1. ¹Heart Institute, InCor, University of São Paulo School of Medicine, Brazil
2. ²Program in Biotechnology, Biomedical Sciences Institute, University of São Paulo, Brazil
3. ³Department of Cell Biology and Development, Biomedical Sciences Institute, University of São Paulo, Brazil.

Correspondence: Dr BE Strauss, PhD, Laboratory of Genetics and Molecular Cardiology, Heart Institute (InCor), University of Sao Paulo School of Medicine, Av. Dr Eneas de Carvalho Aguiar, 44, Building II, 10th floor, Sao Paulo, SP, Brazil.
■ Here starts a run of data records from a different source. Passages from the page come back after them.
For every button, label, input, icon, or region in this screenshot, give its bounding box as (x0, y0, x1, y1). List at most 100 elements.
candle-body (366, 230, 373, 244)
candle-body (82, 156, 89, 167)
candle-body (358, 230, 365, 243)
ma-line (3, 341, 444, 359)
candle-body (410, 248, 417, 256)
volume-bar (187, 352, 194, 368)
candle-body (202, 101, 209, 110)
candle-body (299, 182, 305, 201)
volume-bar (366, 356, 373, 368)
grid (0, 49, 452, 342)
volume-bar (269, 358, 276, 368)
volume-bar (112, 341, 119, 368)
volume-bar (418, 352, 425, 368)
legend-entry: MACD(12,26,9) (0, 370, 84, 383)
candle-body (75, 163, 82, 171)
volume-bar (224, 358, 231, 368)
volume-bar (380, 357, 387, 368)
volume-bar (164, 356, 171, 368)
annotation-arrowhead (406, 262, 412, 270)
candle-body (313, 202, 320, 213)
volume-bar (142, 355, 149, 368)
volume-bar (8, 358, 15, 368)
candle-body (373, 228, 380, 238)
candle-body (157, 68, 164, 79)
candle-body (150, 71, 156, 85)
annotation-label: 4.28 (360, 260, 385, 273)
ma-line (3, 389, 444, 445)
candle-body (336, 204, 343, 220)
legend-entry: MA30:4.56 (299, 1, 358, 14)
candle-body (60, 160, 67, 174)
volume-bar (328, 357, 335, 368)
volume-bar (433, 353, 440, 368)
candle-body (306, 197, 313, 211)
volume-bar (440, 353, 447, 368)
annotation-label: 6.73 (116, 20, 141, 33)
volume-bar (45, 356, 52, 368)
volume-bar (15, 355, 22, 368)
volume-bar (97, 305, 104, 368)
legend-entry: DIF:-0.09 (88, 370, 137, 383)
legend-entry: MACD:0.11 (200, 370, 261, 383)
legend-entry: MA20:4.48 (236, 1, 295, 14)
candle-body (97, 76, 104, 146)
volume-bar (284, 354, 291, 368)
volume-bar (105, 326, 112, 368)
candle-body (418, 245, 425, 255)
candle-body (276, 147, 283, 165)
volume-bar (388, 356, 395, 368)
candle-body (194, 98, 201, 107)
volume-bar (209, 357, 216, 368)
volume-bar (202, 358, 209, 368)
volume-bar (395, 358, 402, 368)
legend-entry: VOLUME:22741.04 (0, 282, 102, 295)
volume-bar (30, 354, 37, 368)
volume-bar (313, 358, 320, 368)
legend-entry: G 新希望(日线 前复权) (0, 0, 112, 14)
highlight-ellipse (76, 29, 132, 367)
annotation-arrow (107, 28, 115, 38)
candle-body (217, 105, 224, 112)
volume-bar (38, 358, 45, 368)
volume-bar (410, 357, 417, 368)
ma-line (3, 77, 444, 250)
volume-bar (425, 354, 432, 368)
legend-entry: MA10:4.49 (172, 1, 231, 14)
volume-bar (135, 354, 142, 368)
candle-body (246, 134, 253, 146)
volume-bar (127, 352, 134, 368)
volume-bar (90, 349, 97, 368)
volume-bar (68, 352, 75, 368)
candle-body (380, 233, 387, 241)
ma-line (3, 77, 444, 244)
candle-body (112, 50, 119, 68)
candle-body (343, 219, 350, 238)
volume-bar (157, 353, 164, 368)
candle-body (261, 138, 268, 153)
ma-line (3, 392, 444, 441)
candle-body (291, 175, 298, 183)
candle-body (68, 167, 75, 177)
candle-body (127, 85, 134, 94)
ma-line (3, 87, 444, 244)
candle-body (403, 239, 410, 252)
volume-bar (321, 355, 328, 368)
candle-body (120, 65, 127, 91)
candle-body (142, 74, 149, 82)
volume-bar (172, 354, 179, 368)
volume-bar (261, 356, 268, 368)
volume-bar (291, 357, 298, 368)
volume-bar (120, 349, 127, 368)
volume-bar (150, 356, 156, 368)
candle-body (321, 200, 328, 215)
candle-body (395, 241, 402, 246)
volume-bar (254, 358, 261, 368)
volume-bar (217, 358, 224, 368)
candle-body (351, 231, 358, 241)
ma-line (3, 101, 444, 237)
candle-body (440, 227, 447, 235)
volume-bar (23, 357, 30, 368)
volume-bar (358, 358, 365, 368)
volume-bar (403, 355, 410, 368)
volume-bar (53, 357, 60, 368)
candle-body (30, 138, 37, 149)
CEP 05403-000. E-mail: bstrauss@usp.br

Received 16 November 2004; Published online 20 May 2005.

Abstract

Typically, gene transfer strategies utilize a promoter/transgene arrangement that treat these elements independently and do not offer any interplay between them. Our goal was to establish a promoter/transgene combination that would result in improvement in both expression and therapeutic effect by utilizing the transcriptional properties of p53 to drive its own expression as well as act as a tumor suppressor. The pCL retroviral system was modified in the U3 region of the 3' LTR by the addition of a p53-responsive sequence (the PG element), creating the pCLPG system. Upon reverse transcription, the 5' LTR is converted, as shown here, to a p53-dependent promoter. We also show, using a temperature-sensitive model, that the pCLPG system could be driven by p53 encoded within the virus construct and expression was modulated depending on the p53 phenotype, demonstrating a regulatory feedback loop. Moreover, the pCLPG system was shown to express the transgene at a higher level and to inhibit tumor cell proliferation more robustly than the original pCL system. This novel system employs the transgene to serve two purposes, drive viral expression and inhibit tumor cell proliferation. The pCLPG vectors represent a new gene transfer strategy of synergizing the promoter and transgene activities.